Ты бежишь, потому что тебе голос был сверху, а мы только так, сопровождающие, и если ты из-за нас бегать не будешь, то это ты только предлог нашла: скажи честно, что струсила, и мы домой, в Москву завернем. Я говорю: дайте закурить! Нервы, говорю, в самом деле… Закурила «Мальборо», я только их и курю, мне один директор ресторана достает, снабжает, он почти официальный миллионер, то есть даже не скрывает! а ресторан у него: тьфу! стекляшка… Я говорю: ладно, ребята. Я от волнения такая нервная стала, у меня даже кишки свело, все-таки страшно. А свою, так сказать, миссию я понимаю, она, может быть, больше меня, да, говорю, и Жанна д’Арк небось не все понимала своим умишком пятнадцатилетней целки, тоже небось замирала от страха, особенно на костре.
И скажу честно: странное у меня тогда состояние было, даже пока еще к полю не приехали, состояние такое, что я будто и не принадлежу себе. Если бы я полностью себе принадлежала, я бы, конечно, не побежала, я бы не делала глупости, а я бы простила и этого Степана, который на меня наехал, и всех их поочередно, и на худой конец смылась туда, откуда журнальчик, с моими снимочками, родом, но, говорю честно, странное состояние, с одной стороны, одной половинкой умираю от страха и верю, что в самом деле несчастье произойдет, то есть не зря буду по полю бежать, то есть без дураков, такое предчувствие, от которого кровь стынет и ноги немеют, а другой своей половинкой чувствую, что непременно побегу, как бы я к мальчикам ни цеплялась, эта половинка в конце концов перевешивает, это как бы помимо меня происходит, без моего ведома и согласия, и даже не потому, что я святой стать хочу, я об этом как-то и думать забыла, а вот такое чувство во мне, что нет дороги назад.
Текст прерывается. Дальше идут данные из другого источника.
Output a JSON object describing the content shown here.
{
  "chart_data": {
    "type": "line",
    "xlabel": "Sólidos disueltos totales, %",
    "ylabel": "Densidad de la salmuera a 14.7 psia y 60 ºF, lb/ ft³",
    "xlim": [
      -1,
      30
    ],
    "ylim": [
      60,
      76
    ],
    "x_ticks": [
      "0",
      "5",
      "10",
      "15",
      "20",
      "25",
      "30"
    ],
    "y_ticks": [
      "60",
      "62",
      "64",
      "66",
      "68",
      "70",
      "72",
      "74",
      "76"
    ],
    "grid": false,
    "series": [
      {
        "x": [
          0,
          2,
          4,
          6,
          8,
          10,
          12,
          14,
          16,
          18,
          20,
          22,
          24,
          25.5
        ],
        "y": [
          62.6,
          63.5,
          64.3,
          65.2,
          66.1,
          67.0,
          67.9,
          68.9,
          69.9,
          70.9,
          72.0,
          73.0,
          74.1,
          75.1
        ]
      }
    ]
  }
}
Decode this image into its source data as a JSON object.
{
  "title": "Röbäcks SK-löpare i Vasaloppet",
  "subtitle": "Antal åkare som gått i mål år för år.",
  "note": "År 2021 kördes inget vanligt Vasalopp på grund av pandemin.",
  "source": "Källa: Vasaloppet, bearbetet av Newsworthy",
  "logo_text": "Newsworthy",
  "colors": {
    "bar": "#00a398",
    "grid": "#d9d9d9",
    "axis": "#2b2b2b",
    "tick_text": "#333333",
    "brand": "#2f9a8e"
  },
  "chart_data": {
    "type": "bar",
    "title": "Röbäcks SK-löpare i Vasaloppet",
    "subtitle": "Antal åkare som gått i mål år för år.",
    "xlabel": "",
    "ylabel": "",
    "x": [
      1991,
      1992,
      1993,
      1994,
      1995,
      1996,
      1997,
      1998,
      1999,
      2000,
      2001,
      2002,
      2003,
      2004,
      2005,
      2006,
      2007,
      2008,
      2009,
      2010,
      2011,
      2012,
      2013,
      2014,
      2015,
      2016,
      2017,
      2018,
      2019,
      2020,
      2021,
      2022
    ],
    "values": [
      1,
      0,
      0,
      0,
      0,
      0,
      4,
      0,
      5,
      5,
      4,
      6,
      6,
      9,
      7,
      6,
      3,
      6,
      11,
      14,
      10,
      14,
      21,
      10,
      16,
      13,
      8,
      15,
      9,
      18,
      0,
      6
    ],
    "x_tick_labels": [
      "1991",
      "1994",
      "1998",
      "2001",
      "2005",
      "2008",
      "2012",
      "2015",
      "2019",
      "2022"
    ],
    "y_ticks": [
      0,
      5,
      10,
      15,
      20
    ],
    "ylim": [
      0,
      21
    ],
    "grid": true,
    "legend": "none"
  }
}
Вот если бы это я смогла объяснить по-человечески, я тогда бы гением была, но куда мне! стареющей красавице, напоследок решившей щегольнуть красотой увядания, тема траура была обоюдной, не только по Леонардику, не столько по его неурочной кончине, по мне! по мне! по мне!
Я тогда ощутила себя старой, раз и навсегда, а дальше неинтересно.